Rechtssatz 2: Nach der Rechtsprechung ist ein Sicherstellungsauftrag zwar kein abschließender Sachbescheid im Sinne des § 183 Abs. 4 BAO, er muss dennoch in Ansehung der Verwirklichung des Tatbestandes, an den die Abgabepflicht geknüpft wird, eine schlüssige Begründung enthalten, warum die Abgabenbehörde den Tatbestand als verwirklicht ansieht.

Keine Festsetzung mit Null gem. § 201 BAO für DB Beiträge, die nicht zu entrichten gewesen wären, wegen fehlender Abänderungsmöglichkeit von gesetzlich festgelegten Fristen durch ein Stillhalteabkommen mit dem BMF

  • § 41 FLAG 1967, § 201 BAO
  • BFG vom 03.11.2021, RV/7101441/2019 (Abweisung, Revision nicht zugelassen)

Gesetzlich festgesetzte Fristen können gem. § 110 Abs. 1 BAO, sofern nicht ausdrücklich anderes bestimmt ist, nicht geändert werden, auch nicht durch ein mit dem amtierenden Bundesminister für Finanzen abgeschlossenes Stillhalteabkommen (VwGH vom 02.10.2019, Ra 2019/13/0078).

Zurückweisung der Beschwerde wegen Verspätung, Mitteilung der Änderung der bisherigen Abgabestelle unterlassen

  • § 8 Abs. 1 ZustG, § 8 Abs. 2 ZustG
  • BFG vom 30.11.2021, RV/7400148/2021 (Zurückweisung, Revision nicht zugelassen)

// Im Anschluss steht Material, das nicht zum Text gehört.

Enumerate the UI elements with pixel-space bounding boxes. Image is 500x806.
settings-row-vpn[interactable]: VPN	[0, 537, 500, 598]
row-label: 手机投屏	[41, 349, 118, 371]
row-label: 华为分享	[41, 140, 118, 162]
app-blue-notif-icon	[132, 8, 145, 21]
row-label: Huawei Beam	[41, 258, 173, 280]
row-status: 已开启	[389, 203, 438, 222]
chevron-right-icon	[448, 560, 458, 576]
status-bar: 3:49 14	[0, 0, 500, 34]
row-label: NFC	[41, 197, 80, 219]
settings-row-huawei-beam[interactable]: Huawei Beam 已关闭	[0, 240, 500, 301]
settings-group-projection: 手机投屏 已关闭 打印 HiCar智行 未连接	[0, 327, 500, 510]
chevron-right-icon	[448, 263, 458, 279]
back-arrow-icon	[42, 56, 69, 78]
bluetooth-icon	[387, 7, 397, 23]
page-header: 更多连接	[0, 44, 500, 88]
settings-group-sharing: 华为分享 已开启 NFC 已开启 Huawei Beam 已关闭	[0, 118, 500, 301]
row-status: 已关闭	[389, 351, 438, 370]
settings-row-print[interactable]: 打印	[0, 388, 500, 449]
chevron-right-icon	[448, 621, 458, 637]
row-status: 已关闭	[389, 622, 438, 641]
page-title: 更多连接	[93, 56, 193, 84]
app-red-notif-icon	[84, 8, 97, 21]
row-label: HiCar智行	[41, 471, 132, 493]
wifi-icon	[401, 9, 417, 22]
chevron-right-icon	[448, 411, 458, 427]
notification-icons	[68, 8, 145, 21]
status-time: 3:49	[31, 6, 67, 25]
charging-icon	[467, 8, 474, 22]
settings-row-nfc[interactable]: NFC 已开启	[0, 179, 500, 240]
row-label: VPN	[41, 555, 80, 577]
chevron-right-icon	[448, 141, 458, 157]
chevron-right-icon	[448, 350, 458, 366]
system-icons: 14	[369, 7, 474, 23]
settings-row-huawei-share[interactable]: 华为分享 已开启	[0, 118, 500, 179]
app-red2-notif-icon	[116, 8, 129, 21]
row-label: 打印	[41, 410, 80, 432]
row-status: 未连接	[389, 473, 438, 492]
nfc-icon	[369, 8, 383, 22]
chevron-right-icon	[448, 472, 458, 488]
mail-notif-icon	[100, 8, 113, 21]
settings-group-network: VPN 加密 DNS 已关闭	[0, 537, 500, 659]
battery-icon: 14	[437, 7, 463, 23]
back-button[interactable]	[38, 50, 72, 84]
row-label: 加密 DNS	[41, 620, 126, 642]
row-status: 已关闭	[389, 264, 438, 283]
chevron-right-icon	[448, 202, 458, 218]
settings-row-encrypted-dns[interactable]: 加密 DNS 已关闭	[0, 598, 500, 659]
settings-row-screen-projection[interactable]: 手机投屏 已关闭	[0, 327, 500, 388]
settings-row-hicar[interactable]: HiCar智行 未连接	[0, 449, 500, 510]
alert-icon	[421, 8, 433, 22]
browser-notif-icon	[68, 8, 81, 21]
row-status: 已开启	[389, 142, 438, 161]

Nach § 8 Abs. 1 ZustG hat eine Partei, die während eines Verfahrens, von dem sie Kenntnis hat, ihre bisherige Abgabestelle ändert, dies der Behörde unverzüglich mitzuteilen. Andernfalls trägt sie die Gefahr, dass die Behörde diese Änderung nicht erkennen und die Zustellung an der bisherigen Abgabestelle bewirkt werden kann, gleichgültig, wo sich die Partei tatsächlich aufgehalten hat und welche Abgabestelle für sie zu diesem Zeitpunkt sonst in Betracht gekommen wäre. Diese Rechtsprechung betrifft jene Fälle, in denen die Behörde von der Änderung bzw. Aufgabe der Abgabestelle keine Kenntnis erlangt und sich daher zu Nachforschungen über die Abgabestelle des Empfängers iSd § 8 Abs. 2 ZustG von vornherein nicht veranlasst sehen kann. In diesem Fall ist eine Zustellung nach § 8 Abs. 2 ZustG durch Hinterlegung im Akt ohne vorangegangenem Zustellversuch nicht erforderlich.

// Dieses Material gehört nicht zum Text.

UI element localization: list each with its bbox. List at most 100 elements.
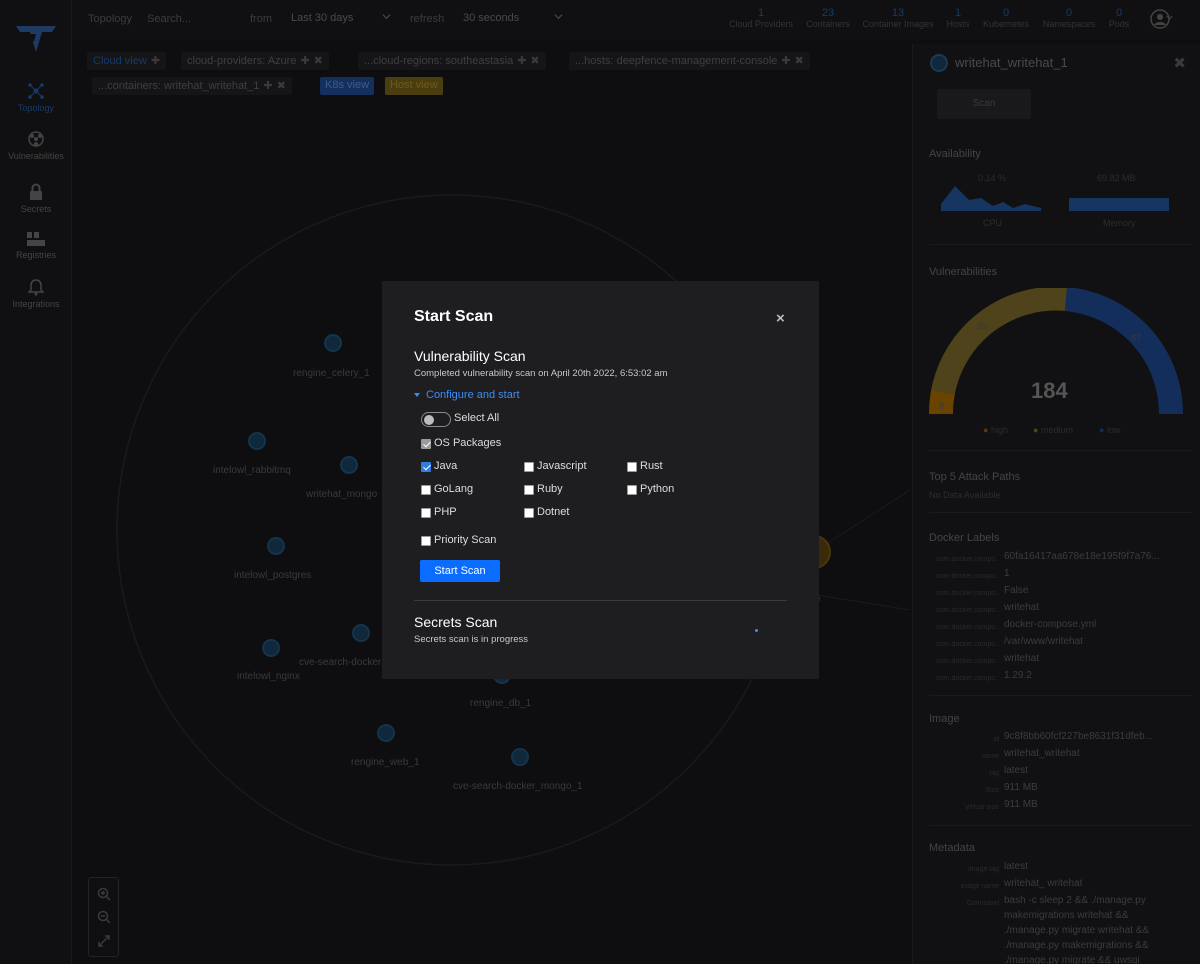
php-checkbox[interactable] — [421, 508, 431, 518]
k8s-view-button[interactable]: K8s view — [320, 77, 375, 95]
filter-chip[interactable]: ...containers: writehat_writehat_1 ✚ ✖ — [92, 77, 292, 95]
biohazard-icon — [28, 131, 44, 147]
metadata-value: makemigrations writehat && — [1004, 910, 1129, 921]
close-icon[interactable]: ✖ — [314, 55, 323, 67]
close-icon[interactable]: ✖ — [277, 80, 286, 92]
metadata-value: ./manage.py migrate && uwsgi — [1004, 955, 1140, 964]
topology-node[interactable] — [352, 624, 370, 642]
java-checkbox[interactable] — [421, 462, 431, 472]
page-title: Topology — [88, 13, 133, 25]
topology-node[interactable] — [262, 639, 280, 657]
filter-chip[interactable]: ...cloud-regions: southeastasia ✚ ✖ — [358, 52, 546, 70]
cloud-view-chip[interactable]: Cloud view ✚ — [87, 52, 167, 70]
close-icon[interactable]: ✖ — [1173, 54, 1186, 72]
label-value: False — [1004, 585, 1029, 596]
plus-icon[interactable]: ✚ — [781, 55, 790, 67]
priority-scan-label: Priority Scan — [434, 534, 497, 546]
label-key: com.docker.compo.. — [936, 556, 999, 563]
metadata-value: ./manage.py makemigrations && — [1004, 940, 1149, 951]
metadata-key: image tag — [968, 866, 999, 873]
javascript-checkbox[interactable] — [524, 462, 534, 472]
zoom-out-icon[interactable] — [97, 910, 111, 924]
vulnerabilities-heading: Vulnerabilities — [929, 266, 998, 278]
sidebar-item-vulnerabilities[interactable]: Vulnerabilities — [0, 130, 72, 161]
close-icon[interactable]: × — [776, 310, 785, 327]
scan-button[interactable]: Scan — [937, 89, 1031, 119]
topology-node[interactable] — [511, 748, 529, 766]
ruby-checkbox[interactable] — [524, 485, 534, 495]
host-view-button[interactable]: Host view — [385, 77, 443, 95]
java-label: Java — [434, 460, 458, 472]
close-icon[interactable]: ✖ — [530, 55, 539, 67]
plus-icon[interactable]: ✚ — [517, 55, 526, 67]
plus-icon[interactable]: ✚ — [151, 55, 160, 67]
sidebar-item-label: Registries — [15, 250, 56, 260]
golang-checkbox[interactable] — [421, 485, 431, 495]
topology-node[interactable] — [324, 334, 342, 352]
sidebar-item-secrets[interactable]: Secrets — [0, 183, 72, 214]
stat-container-images[interactable]: 13 Container Images — [858, 7, 938, 29]
topology-node[interactable] — [377, 724, 395, 742]
label-value: /var/www/writehat — [1004, 636, 1083, 647]
secrets-scan-status: Secrets scan is in progress — [414, 634, 529, 645]
close-icon[interactable]: ✖ — [795, 55, 804, 67]
metadata-value: writehat_ writehat — [1004, 878, 1083, 889]
start-scan-button[interactable]: Start Scan — [420, 560, 500, 582]
container-icon — [930, 54, 948, 72]
image-key: id — [993, 736, 999, 743]
image-key: name — [981, 753, 999, 760]
plus-icon[interactable]: ✚ — [263, 80, 272, 92]
zoom-controls — [88, 877, 119, 957]
sidebar-item-integrations[interactable]: Integrations — [0, 278, 72, 309]
secrets-scan-heading: Secrets Scan — [414, 614, 498, 630]
php-label: PHP — [434, 506, 457, 518]
vulnerability-total: 184 — [1031, 378, 1068, 403]
rust-checkbox[interactable] — [627, 462, 637, 472]
filter-chip[interactable]: ...hosts: deepfence-management-console ✚ ✖ — [569, 52, 810, 70]
search-input[interactable]: Search... — [147, 13, 191, 25]
os-packages-checkbox[interactable] — [421, 439, 431, 449]
stat-kubernetes[interactable]: 0 Kubernetes — [978, 7, 1034, 29]
label-key: com.docker.compo.. — [936, 590, 999, 597]
cpu-label: CPU — [983, 218, 1003, 228]
stat-hosts[interactable]: 1 Hosts — [942, 7, 974, 29]
topology-icon — [28, 83, 44, 99]
python-checkbox[interactable] — [627, 485, 637, 495]
configure-and-start-link[interactable]: Configure and start — [414, 389, 520, 401]
label-value: 1.29.2 — [1004, 670, 1032, 681]
stat-cloud-providers[interactable]: 1 Cloud Providers — [726, 7, 796, 29]
node-label: intelowl_rabbitmq — [213, 465, 291, 476]
fit-view-icon[interactable] — [97, 934, 111, 948]
plus-icon[interactable]: ✚ — [300, 55, 309, 67]
label-value: writehat — [1004, 602, 1040, 613]
topology-node[interactable] — [267, 537, 285, 555]
zoom-in-icon[interactable] — [97, 887, 111, 901]
refresh-interval-select[interactable]: 30 seconds — [463, 12, 519, 24]
legend-low: ● low — [1099, 425, 1121, 435]
chevron-down-icon[interactable] — [382, 12, 391, 21]
stat-containers[interactable]: 23 Containers — [801, 7, 855, 29]
time-range-select[interactable]: Last 30 days — [291, 12, 353, 24]
sidebar-item-topology[interactable]: Topology — [0, 82, 72, 113]
select-all-toggle[interactable] — [421, 412, 451, 427]
from-label: from — [250, 13, 272, 25]
high-count: 8 — [939, 401, 945, 411]
stat-namespaces[interactable]: 0 Namespaces — [1038, 7, 1100, 29]
toggle-knob — [424, 414, 434, 425]
sidebar-item-registries[interactable]: Registries — [0, 231, 72, 260]
sidebar: Topology Vulnerabilities Secrets Registr… — [0, 0, 72, 964]
chevron-down-icon[interactable] — [1166, 14, 1173, 21]
topology-node[interactable] — [340, 456, 358, 474]
filter-chip[interactable]: cloud-providers: Azure ✚ ✖ — [181, 52, 329, 70]
memory-bar — [1069, 198, 1169, 211]
topology-node[interactable] — [248, 432, 266, 450]
node-label: cve-search-docker — [299, 657, 382, 668]
dotnet-checkbox[interactable] — [524, 508, 534, 518]
chevron-down-icon[interactable] — [554, 12, 563, 21]
divider — [929, 512, 1193, 513]
memory-value: 69.82 MB — [1097, 173, 1136, 183]
deepfence-logo — [16, 26, 56, 52]
priority-scan-checkbox[interactable] — [421, 536, 431, 546]
stat-pods[interactable]: 0 Pods — [1104, 7, 1134, 29]
image-key: tag — [989, 770, 999, 777]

Landes- und Gemeindeabgaben, Verwaltungsstrafangelegenheiten

Ausgleichsabgabe nach dem Wiener Garagengesetz 2008

  • § 48 Abs. 1 WGarG 2008, § 54 WGarG 2008, § 4 Abs. 1 BAO, § 55 WGarG 2008,
  • BFG vom 18.11.2021, RV/7400149/2020 (Abweisung, Revision nicht zugelassen)

Rechtssatz 1: Das Verwaltungsgericht hat im Allgemeinen seiner Entscheidung grundsätzlich die zum Zeitpunkt seiner Entscheidung maßgebliche Sach- und Rechtslage zugrunde zu legen. Allerdings ist für die Beurteilung der Frage, ob ein Abgabenanspruch entstanden ist, von jener Sach- und Rechtslage auszugehen, die zum Zeitpunkt der Verwirklichung des Abgabentatbestandes gegeben war.

Rechtssatz 2: Gemäß § 55 WGarG 2008 ist die Abgabenbehörde an eine (auch noch nicht rechtskräftige) Feststellung der Baubehörde, um wie viel die Zahl der vorgesehenen Stellplätze hinter dem gesetzlich geforderten Ausmaß zurückbleibt, gebunden. Es ist im Verfahren betreffend den Ausgleichsabgabebescheid nicht zu prüfen, ob eine Stellplatzverpflichtung besteht. Diese Prüfung ist im Bauverfahren vorzunehmen.

Rechtssatz 3: Für die Vorschreibung der Ausgleichsabgabe für nichtgeschaffene Stellplätze hat hinsichtlich der Frage der Stellplatzverpflichtung die Rechtslage, wie sie im Zeitpunkt der Baubewilligung bestanden hat, zur Anwendung zu kommen.